Basically, you are adding a new directory called .ebextensions to your .Net project. In that directory you place YAML files with a .config extension. The YAML files contain the commands you can execute, as described in the docs. You can have more than one file, they execute in alphabetical order. The series of commands you create allow you to install the Windows Service when deploying a web application to EB.
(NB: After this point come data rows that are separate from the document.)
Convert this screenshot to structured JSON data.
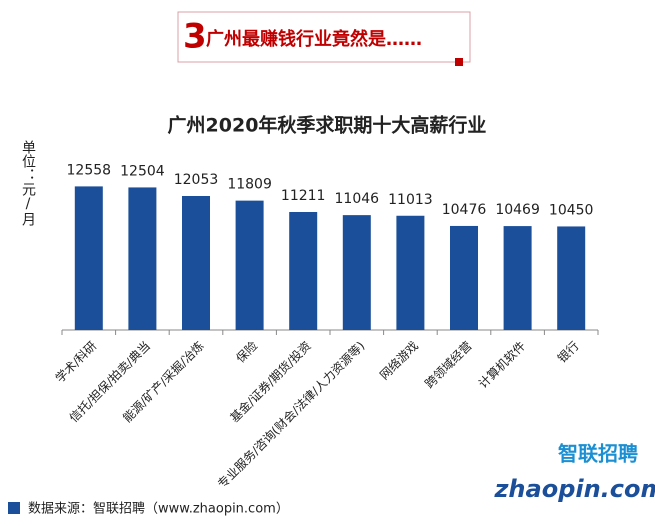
{
  "header": {
    "number": "3",
    "title": "广州最赚钱行业竟然是……"
  },
  "chart_data": {
    "type": "bar",
    "title": "广州2020年秋季求职期十大高薪行业",
    "y_label": "单位：元/月",
    "categories": [
      "学术/科研",
      "信托/担保/拍卖/典当",
      "能源/矿产/采掘/冶炼",
      "保险",
      "基金/证券/期货/投资",
      "专业服务/咨询(财会/法律/人力资源等)",
      "网络游戏",
      "跨领域经营",
      "计算机软件",
      "银行"
    ],
    "values": [
      12558,
      12504,
      12053,
      11809,
      11211,
      11046,
      11013,
      10476,
      10469,
      10450
    ],
    "color": "#1c4f9a",
    "ylim": [
      5000,
      13000
    ]
  },
  "footer": {
    "source": "数据来源：智联招聘（www.zhaopin.com）"
  },
  "logo": {
    "top": "智联招聘",
    "bottom": "zhaopin.com"
  }
}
Unfortunately, the procedure in the article only works on the initial install. If you need to push incremental updates, the script just doesn’t work because you can’t copy files over the versions currently in use by the Windows Service. Stopping the service wasn’t working for me because the account performing the deployment didn’t seem to have enough permissions to stop the service. But it did have enough permissions to uninstall and install the service.
The solution ended up being similar to the article, but with some variation. The correct steps for me turned out to be:
- Fetch the zipped files from S3, unzipping to a temp location
- Create the destination directory, ignoring errors (it already exists for updates)
- Uninstall the existing Windows Service, also ignoring errors (the service doesn’t exist on the first install)
- Copy the unzipped files in the temp directory to the destination directory
- Install the Windows Service
- Start the Windows Service
This translates to the following YAML file:
sources:
“c:/service/temp”: https://s3.amazonaws.com/bucket/service/service-archive.zip
commands:
a-create-directory:
command: mkdir c:\\service\\serviceName\\Release
cwd: “c:/service/temp/”
waitAfterCompletion: 0
ignoreErrors: true
b-remove-service
command: C:\\Windows\\Microsoft.NET\\Framework\\v4.0.30319\\installutil NameOfService.exe /u > “Remove.txt”
cwd: “c:/service/serviceNamer/Release”
waitAfterCompletion: 11
ignoreErrors: true
c-copy-service
command: copy c:\\service\\temp\\Release c:\\service\\vserviceName\\Release
cwd: “c:/service/temp/”
waitAfterCompletion: 0
d-install-service
command: C:\\Windows\\Microsoft.NET\\Framework\\v4.0.30319\\installutil NameOfService.exe > “Install.txt”
cwd: “c:/service/serviceName/Release”
waitAfterCompletion: 0
services:
windows:
NameOfService:
enabled: true
ensureRunning: true
commands: d-install-service
The service uninstall/install commands are piping out their results to text files, so that if there is an error during execution I can RDP to the server and take a look at the specific error message. Also of note for troubleshooting, there is a directory created by the EB install process at c:\cfn. It contains a log directory, and in there is cfn-init.txt. If your install process fails, the errors can be found there.